NCLEX-PN
Nclex PN Questions and Answers
1. A nurse witnesses a client sign the consent form for surgery with the surgeon. As the surgeon leaves, the client starts to speak and then stops. The nurse asks if the client has further questions, and he says, "I don't want to bother the surgeon."? The nurse should ____.
- A. acknowledge the client's wish not to bother the surgeon and tell the client to let you know if they change their mind
- B. acknowledge the client's wish not to bother the surgeon and answer all of their questions, as appropriate
- C. go get the surgeon to answer all of the client's questions
- D. answer any questions as appropriate as well as have the surgeon come back to answer any questions if needed
Correct answer: D
Rationale: In this scenario, the nurse should prioritize the client's understanding and comfort. While acknowledging the client's wish not to bother the surgeon is important, it is equally crucial to ensure that the client's questions are answered appropriately and thoroughly. Choice A is correct as it respects the client's initial sentiment and offers the client the opportunity to ask questions later if needed. Choice B is incorrect as it suggests answering all questions immediately, without considering the client's feelings. Choice C is incorrect as it bypasses the nurse's role in addressing the client's concerns. Choice D, the correct answer, balances respecting the client's wish and ensuring that all questions are appropriately addressed, even if it involves the surgeon returning.

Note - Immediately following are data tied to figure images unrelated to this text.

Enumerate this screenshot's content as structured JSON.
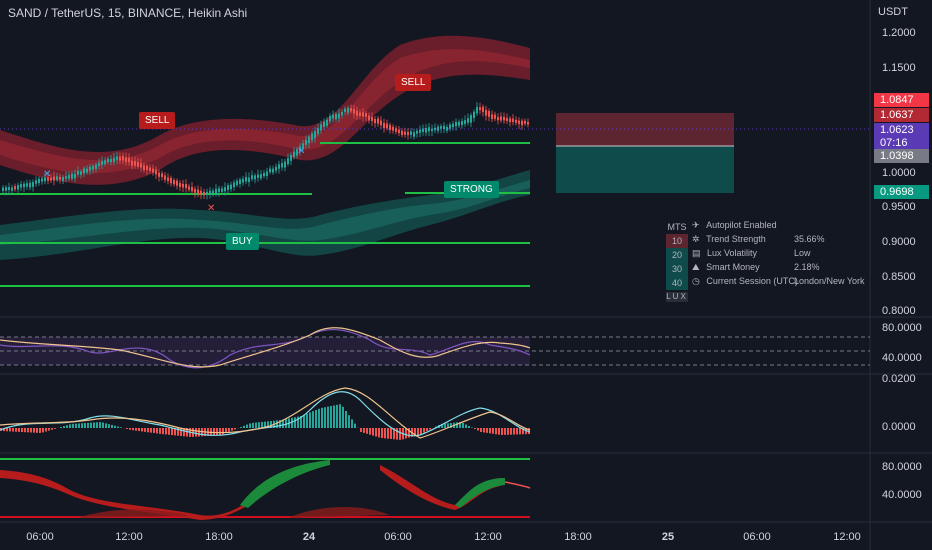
{
  "header": {
    "title": "SAND / TetherUS, 15, BINANCE, Heikin Ashi",
    "currency": "USDT"
  },
  "price_axis": {
    "ticks": [
      "1.2000",
      "1.1500",
      "1.0000",
      "0.9500",
      "0.9000",
      "0.8500",
      "0.8000"
    ],
    "badges": [
      {
        "text": "1.0847",
        "color": "#f23645"
      },
      {
        "text": "1.0637",
        "color": "#b22833"
      },
      {
        "text": "1.0623",
        "color": "#5b3bb5"
      },
      {
        "text": "07:16",
        "color": "#5b3bb5"
      },
      {
        "text": "1.0398",
        "color": "#787b86"
      },
      {
        "text": "0.9698",
        "color": "#089981"
      }
    ]
  },
  "rsi_axis": {
    "ticks": [
      "80.0000",
      "40.0000"
    ]
  },
  "macd_axis": {
    "ticks": [
      "0.0200",
      "0.0000"
    ]
  },
  "osc_axis": {
    "ticks": [
      "80.0000",
      "40.0000"
    ]
  },
  "time_axis": {
    "labels": [
      {
        "text": "06:00",
        "bold": false
      },
      {
        "text": "12:00",
        "bold": false
      },
      {
        "text": "18:00",
        "bold": false
      },
      {
        "text": "24",
        "bold": true
      },
      {
        "text": "06:00",
        "bold": false
      },
      {
        "text": "12:00",
        "bold": false
      },
      {
        "text": "18:00",
        "bold": false
      },
      {
        "text": "25",
        "bold": true
      },
      {
        "text": "06:00",
        "bold": false
      },
      {
        "text": "12:00",
        "bold": false
      }
    ]
  },
  "signals": {
    "sell1": "SELL",
    "sell2": "SELL",
    "buy": "BUY",
    "strong": "STRONG"
  },
  "dashboard": {
    "header": "MTS",
    "mts_values": [
      "10",
      "20",
      "30",
      "40"
    ],
    "footer": "LUX",
    "rows": [
      {
        "icon": "airplane-icon",
        "glyph": "✈",
        "label": "Autopilot Enabled",
        "value": ""
      },
      {
        "icon": "sparkle-icon",
        "glyph": "✲",
        "label": "Trend Strength",
        "value": "35.66%"
      },
      {
        "icon": "chart-box-icon",
        "glyph": "▤",
        "label": "Lux Volatility",
        "value": "Low"
      },
      {
        "icon": "mountain-icon",
        "glyph": "⛰",
        "label": "Smart Money",
        "value": "2.18%"
      },
      {
        "icon": "clock-icon",
        "glyph": "◷",
        "label": "Current Session (UTC)",
        "value": "London/New York"
      }
    ]
  },
  "colors": {
    "background": "#131722",
    "bull": "#26a69a",
    "bear": "#ef5350",
    "level_line": "#1fbf45",
    "sell_label": "#b71c1c",
    "buy_label": "#00896a"
  }
}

2. Which of the following lab values is elevated first after a client has a myocardial infarction?
- A. LDH
- B. troponin
- C. CPK
- D. SGOT
Correct answer: B
Rationale: The correct answer is troponin. Troponin levels are the most specific and sensitive markers for myocardial infarction, and they begin to rise within a few hours after the event. CPK, SGOT, and LDH are also enzymes that can indicate myocardial damage, but troponin is the earliest and most specific indicator. CPK typically rises 4-8 hours after an infarction, followed by SGOT (AST) at 8-12 hours, and LDH at 12-24 hours post-infarction.

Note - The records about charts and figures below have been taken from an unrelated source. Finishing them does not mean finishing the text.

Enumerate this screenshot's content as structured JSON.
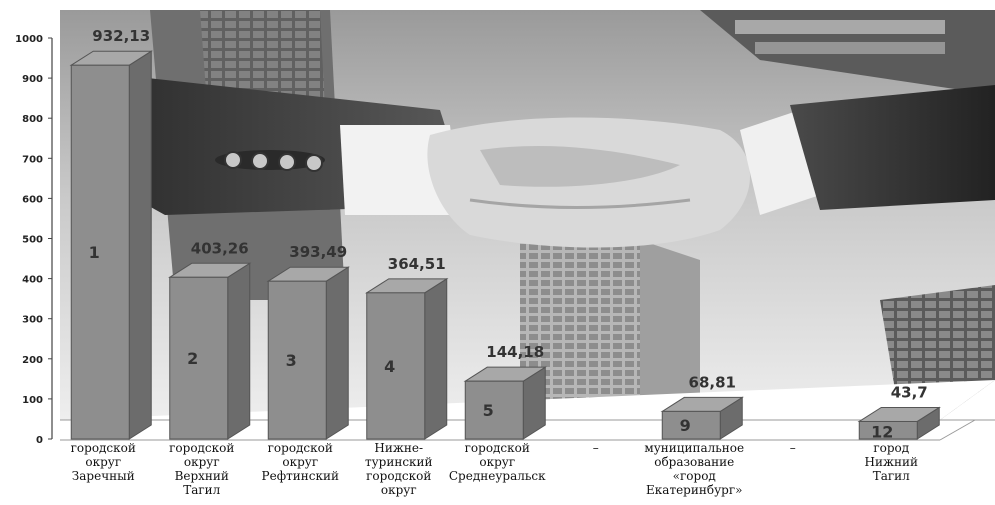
{
  "chart_data": {
    "type": "bar",
    "ylim": [
      0,
      1000
    ],
    "yticks": [
      "0",
      "100",
      "200",
      "300",
      "400",
      "500",
      "600",
      "700",
      "800",
      "900",
      "1000"
    ],
    "categories": [
      [
        "городской",
        "округ",
        "Заречный"
      ],
      [
        "городской",
        "округ",
        "Верхний",
        "Тагил"
      ],
      [
        "городской",
        "округ",
        "Рефтинский"
      ],
      [
        "Нижне-",
        "туринский",
        "городской",
        "округ"
      ],
      [
        "городской",
        "округ",
        "Среднеуральск"
      ],
      [
        "–"
      ],
      [
        "муниципальное",
        "образование",
        "«город",
        "Екатеринбург»"
      ],
      [
        "–"
      ],
      [
        "город",
        "Нижний",
        "Тагил"
      ]
    ],
    "bars": [
      {
        "cat": 0,
        "value": 932.13,
        "label": "932,13",
        "rank": "1"
      },
      {
        "cat": 1,
        "value": 403.26,
        "label": "403,26",
        "rank": "2"
      },
      {
        "cat": 2,
        "value": 393.49,
        "label": "393,49",
        "rank": "3"
      },
      {
        "cat": 3,
        "value": 364.51,
        "label": "364,51",
        "rank": "4"
      },
      {
        "cat": 4,
        "value": 144.18,
        "label": "144,18",
        "rank": "5"
      },
      {
        "cat": 6,
        "value": 68.81,
        "label": "68,81",
        "rank": "9"
      },
      {
        "cat": 8,
        "value": 43.7,
        "label": "43,7",
        "rank": "12"
      }
    ],
    "grid": false,
    "background": "photo-handshake-skyscrapers",
    "colors": {
      "bar_front": "#8e8e8e",
      "bar_side": "#6c6c6c",
      "bar_top": "#a8a8a8",
      "bar_edge": "#555555"
    }
  }
}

3. During surgery, it is found that a client with adenocarcinoma of the rectum has positive peritoneal lymph nodes. What is the next most likely site of metastasis?
- A. brain
- B. bone
- C. liver
- D. mediastinum
Correct answer: C
Rationale: In cases of adenocarcinoma of the rectum with positive peritoneal lymph nodes, the most likely site of metastasis is the liver. Colon tumors commonly spread through the lymphatics and portal vein to the liver. While metastasis to the brain, bone, or mediastinum is possible, the liver is typically the first to be affected due to the anatomical pathways involved in colorectal cancer metastasis. Therefore, the correct answer is the liver. Metastasis to the brain, bone, or mediastinum would be less likely at this stage of colorectal cancer progression.

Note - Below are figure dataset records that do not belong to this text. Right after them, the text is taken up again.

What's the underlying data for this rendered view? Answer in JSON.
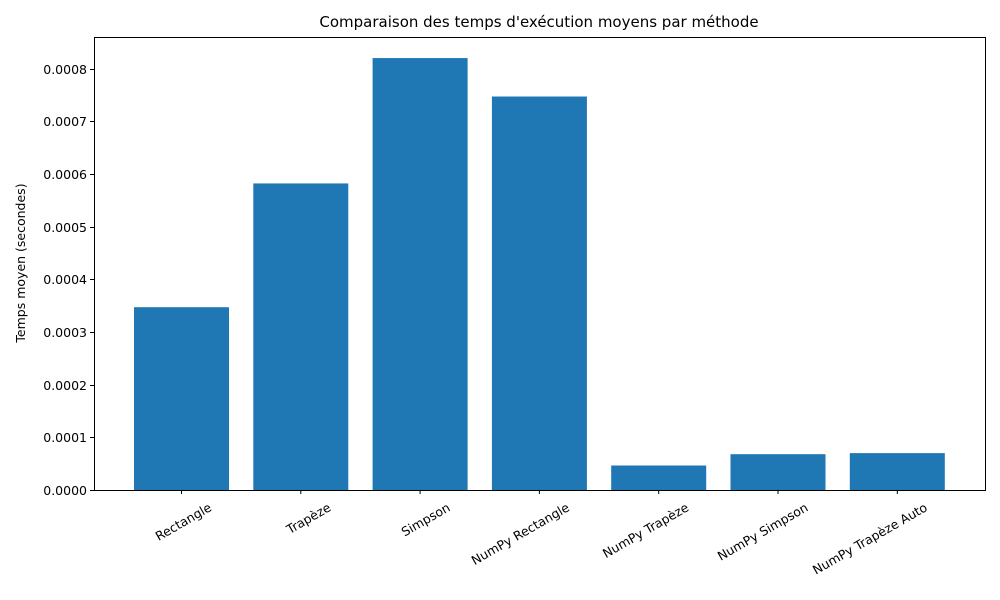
{
  "chart_data": {
    "type": "bar",
    "title": "Comparaison des temps d'exécution moyens par méthode",
    "xlabel": "",
    "ylabel": "Temps moyen (secondes)",
    "categories": [
      "Rectangle",
      "Trapèze",
      "Simpson",
      "NumPy Rectangle",
      "NumPy Trapèze",
      "NumPy Simpson",
      "NumPy Trapèze Auto"
    ],
    "values": [
      0.000347,
      0.000582,
      0.00082,
      0.000747,
      4.65e-05,
      6.8e-05,
      7e-05
    ],
    "ylim": [
      0,
      0.00086
    ],
    "yticks": [
      0,
      0.0001,
      0.0002,
      0.0003,
      0.0004,
      0.0005,
      0.0006,
      0.0007,
      0.0008
    ],
    "ytick_labels": [
      "0.0000",
      "0.0001",
      "0.0002",
      "0.0003",
      "0.0004",
      "0.0005",
      "0.0006",
      "0.0007",
      "0.0008"
    ],
    "bar_color": "#1f77b4",
    "grid": false,
    "legend": "none"
  }
}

4. A client with a closed chest tube drainage system accidentally disconnects the chest tube while being turned by the nurse. What should the nurse do first?
- A. Submerge the end of the chest tube in a bottle of sterile water
- B. Clamp the chest tube with a Kelly clamp
- C. Call the health care provider
- D. Instruct the client to inhale and hold his breath
Correct answer: A
Rationale: When a chest tube becomes disconnected, the priority action is to immediately reattach it to the drainage system or submerge the end in a bottle of sterile water or saline solution to reestablish a water seal. This helps prevent air from entering the pleural space and causing complications. Calling the health care provider is important but not the first action in this emergency. Instructing the client to inhale and hold his breath should be avoided as it can introduce atmospheric air into the pleural space, leading to potential issues. Clamping the chest tube is generally contraindicated, especially in cases of residual air leak or pneumothorax, as it may result in a tension pneumothorax by preventing air from escaping.
5. What action should the emergency triage nurse take upon receiving the history that a client has a severe cough, fever, night sweats, and body wasting?
- A. Place the client in isolation until further assessment is completed.
- B. Seclude the client from other clients and visitors.
- C. Perform no intervention until test results confirm a diagnosis.
- D. Don personal protective equipment immediately.
Correct answer: B
Rationale: The correct action for the emergency triage nurse to take upon receiving the history that a client has a severe cough, fever, night sweats, and body wasting is to seclude the client from other clients and visitors. These symptoms are suggestive of tuberculosis, a highly infectious disease. By secluding the client, the nurse can prevent the potential spread of the infection to others. Donning personal protective equipment, including gown, gloves, and a mask, is crucial when providing care to the client, but the immediate priority is to prevent the spread of infection by isolating the client. Placing the client in isolation until further assessment is completed ensures that the client is kept away from others until a proper diagnosis and treatment plan can be established, reducing the risk of transmission. Performing no intervention until test results confirm a diagnosis is inappropriate as immediate isolation is necessary in suspected cases of highly infectious diseases like tuberculosis.